Rechtliche und organisatorische Grenzen im Prüfungsbetrieb

Signal Blocker sind kein reines Technikthema. Der Betrieb von Störsendern ist in vielen Ländern reguliert, weil er öffentliche Funkdienste beeinträchtigen kann. Bildungseinrichtungen sollten deshalb vorab klären, welche Geräte zugelassen sind, welche Bänder gestört werden dürfen und wie lange der Betrieb dauert. Organisatorisch hilft ein klarer Ablauf: Geräte vor der Prüfung testen, während der Prüfung überwachen und nach der Prüfung dokumentieren, welche Netze wie stark gestört wurden. So lässt sich belegen, dass die Maßnahme verhältnismäßig war und der Prüfungsbetrieb nicht unnötig gestört wurde.
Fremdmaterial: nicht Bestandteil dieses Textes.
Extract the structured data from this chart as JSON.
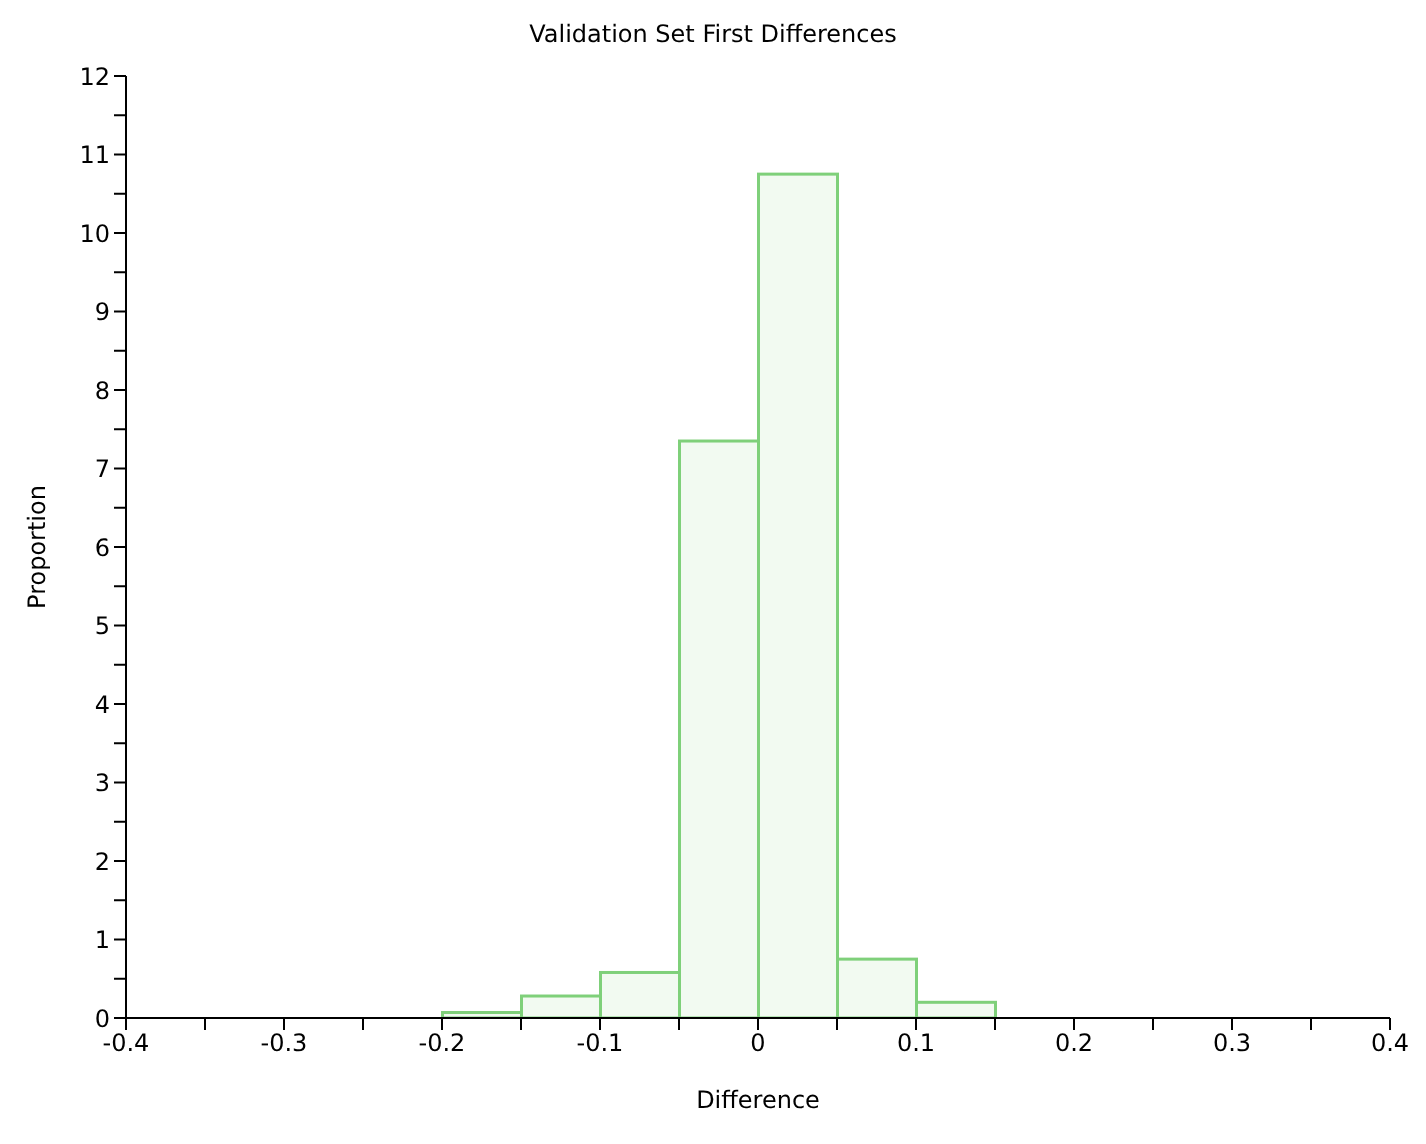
{
  "chart_data": {
    "type": "histogram",
    "title": "Validation Set First Differences",
    "xlabel": "Difference",
    "ylabel": "Proportion",
    "bins": [
      -0.2,
      -0.15,
      -0.1,
      -0.05,
      0,
      0.05,
      0.1,
      0.15
    ],
    "values": [
      0.07,
      0.28,
      0.58,
      7.35,
      10.75,
      0.75,
      0.2
    ],
    "color": "#7fd07a",
    "xlim": [
      -0.4,
      0.4
    ],
    "xticks": [
      -0.4,
      {
        "value": -0.35,
        "label": null
      },
      -0.3,
      {
        "value": -0.25,
        "label": null
      },
      -0.2,
      {
        "value": -0.15,
        "label": null
      },
      -0.1,
      {
        "value": -0.05,
        "label": null
      },
      0,
      {
        "value": 0.05,
        "label": null
      },
      0.1,
      {
        "value": 0.15,
        "label": null
      },
      0.2,
      {
        "value": 0.25,
        "label": null
      },
      0.3,
      {
        "value": 0.35,
        "label": null
      },
      0.4
    ],
    "ylim": [
      0,
      12
    ],
    "yticks": [
      0,
      {
        "value": 0.5,
        "label": null
      },
      1,
      {
        "value": 1.5,
        "label": null
      },
      2,
      {
        "value": 2.5,
        "label": null
      },
      3,
      {
        "value": 3.5,
        "label": null
      },
      4,
      {
        "value": 4.5,
        "label": null
      },
      5,
      {
        "value": 5.5,
        "label": null
      },
      6,
      {
        "value": 6.5,
        "label": null
      },
      7,
      {
        "value": 7.5,
        "label": null
      },
      8,
      {
        "value": 8.5,
        "label": null
      },
      9,
      {
        "value": 9.5,
        "label": null
      },
      10,
      {
        "value": 10.5,
        "label": null
      },
      11,
      {
        "value": 11.5,
        "label": null
      },
      12
    ],
    "grid": false
  }
}
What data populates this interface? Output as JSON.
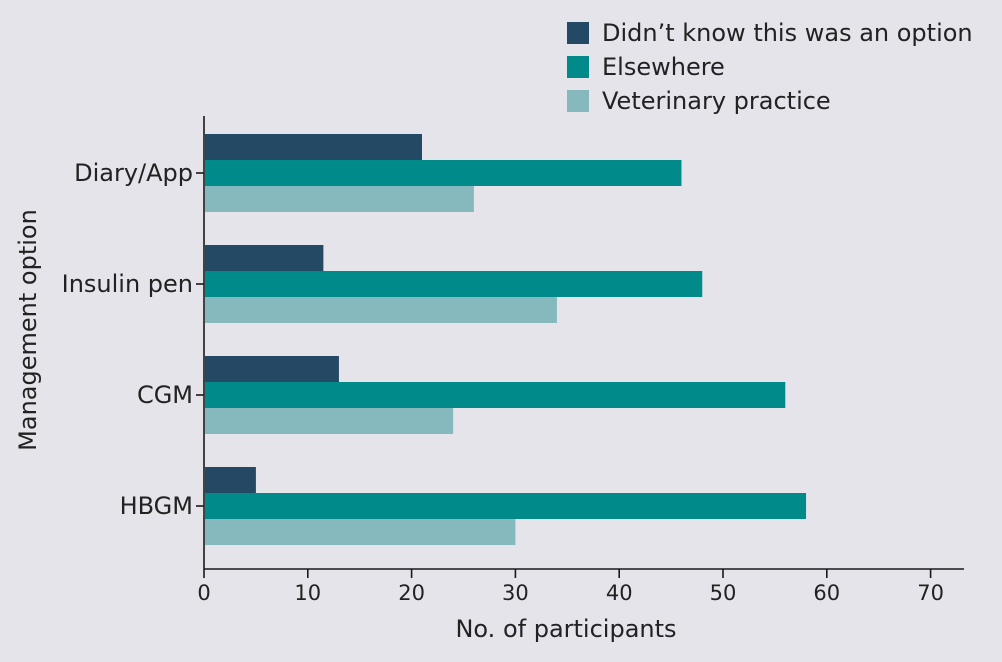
{
  "chart_data": {
    "type": "bar",
    "orientation": "horizontal",
    "categories": [
      "Diary/App",
      "Insulin pen",
      "CGM",
      "HBGM"
    ],
    "series": [
      {
        "name": "Didn’t know this was an option",
        "color": "#234964",
        "values": [
          21,
          11.5,
          13,
          5
        ]
      },
      {
        "name": "Elsewhere",
        "color": "#008a8a",
        "values": [
          46,
          48,
          56,
          58
        ]
      },
      {
        "name": "Veterinary practice",
        "color": "#85b9bd",
        "values": [
          26,
          34,
          24,
          30
        ]
      }
    ],
    "xlabel": "No. of participants",
    "ylabel": "Management option",
    "xlim": [
      0,
      73
    ],
    "xticks": [
      "0",
      "10",
      "20",
      "30",
      "40",
      "50",
      "60",
      "70"
    ],
    "grid": false,
    "legend_position": "top-right"
  }
}
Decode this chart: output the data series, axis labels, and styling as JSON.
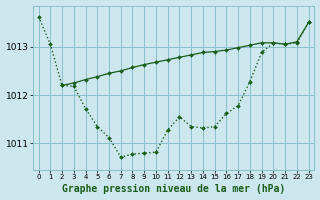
{
  "title": "Graphe pression niveau de la mer (hPa)",
  "background_color": "#cce8ee",
  "grid_color": "#8bbfcc",
  "line_color": "#1a5c1a",
  "marker_color": "#1a5c1a",
  "xlim": [
    -0.5,
    23.5
  ],
  "ylim": [
    1010.45,
    1013.85
  ],
  "yticks": [
    1011,
    1012,
    1013
  ],
  "xticks": [
    0,
    1,
    2,
    3,
    4,
    5,
    6,
    7,
    8,
    9,
    10,
    11,
    12,
    13,
    14,
    15,
    16,
    17,
    18,
    19,
    20,
    21,
    22,
    23
  ],
  "hours": [
    0,
    1,
    2,
    3,
    4,
    5,
    6,
    7,
    8,
    9,
    10,
    11,
    12,
    13,
    14,
    15,
    16,
    17,
    18,
    19,
    20,
    21,
    22,
    23
  ],
  "pressure_dotted": [
    1013.62,
    1013.05,
    1012.2,
    1012.18,
    1011.72,
    1011.35,
    1011.12,
    1010.72,
    1010.78,
    1010.8,
    1010.82,
    1011.28,
    1011.55,
    1011.35,
    1011.32,
    1011.35,
    1011.62,
    1011.78,
    1012.28,
    1012.88,
    1013.08,
    1013.05,
    1013.08,
    1013.5
  ],
  "hours_solid": [
    2,
    3,
    4,
    5,
    6,
    7,
    8,
    9,
    10,
    11,
    12,
    13,
    14,
    15,
    16,
    17,
    18,
    19,
    20,
    21,
    22,
    23
  ],
  "pressure_solid": [
    1012.2,
    1012.25,
    1012.32,
    1012.38,
    1012.45,
    1012.5,
    1012.57,
    1012.63,
    1012.68,
    1012.73,
    1012.78,
    1012.83,
    1012.88,
    1012.9,
    1012.93,
    1012.98,
    1013.03,
    1013.08,
    1013.08,
    1013.05,
    1013.1,
    1013.5
  ],
  "xlabel_fontsize": 5.5,
  "ylabel_fontsize": 6.5,
  "title_fontsize": 7.0,
  "xtick_fontsize": 5.0,
  "ytick_fontsize": 6.5
}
Ein weiterer praktischer Punkt ist die Personalentlastung. Wenn Mobilfunksignale zuverlässig unterdrückt werden, müssen Aufsichtskräfte nicht ständig einzelne Geräte kontrollieren. Das reduziert Konflikte und schafft eine ruhigere Prüfungsatmosphäre. Gleichzeitig bleibt die Aufsicht nötig, weil Jammer keine perfekte Abdeckung garantieren und Prüflinge technische Umgehungen versuchen könnten.

Häufige Fragen zu Signal Blockern in Prüfungsräumen

Wie funktioniert ein Prüfungs-Störsender?

Er sendet dauerhaft Störsignale auf denselben Frequenzen, die Mobiltelefone und andere Funkgeräte nutzen. Dadurch werden die Kommunikationsbänder im Prüfungsraum überlagert, das Telefon zeigt keinen Dienst an und kann weder ins Internet gehen noch Nachrichten senden.

Welche Signale kann ein Signal Blocker für Prüfungsräume blockieren?

Üblicherweise werden 2G, 3G und 4G blockiert, einige Modelle decken zusätzlich 5G, WLAN auf 2,4 und 5 GHz, Bluetooth, GPS und GNSS ab. Innenraumsysteme arbeiten dabei in einem definierten Radius von bis zu mehreren zehn Metern, abhängig von Leistung und baulicher Umgebung.

Wie testet man, ob ein Prüfungsraum-Jammer funktioniert?

Man testet die Abschirmdistanz mit mehreren Mobilfunknetzen statt nur einem Anbieter, weil Prüflinge unterschiedliche Netze nutzen. Mit einem Spektrumanalysator oder Signalgenerator wird der Jammer in einem geschlossenen Raum platziert und geprüft, ob das Messgerät noch Signale eines Testtelefons erkennt.

Warum setzen Schulen Signal Blocker in Prüfungsräumen ein?

Sie verhindern, dass Schülerinnen und Schüler per Smartphone schummeln, entlasten die Aufsicht und halten den Raum ablenkungsfrei. Da mobile Signale auch Social Media und Internetbrowsing unterbinden, unterstützen sie die akademische Integrität während der Prüfung.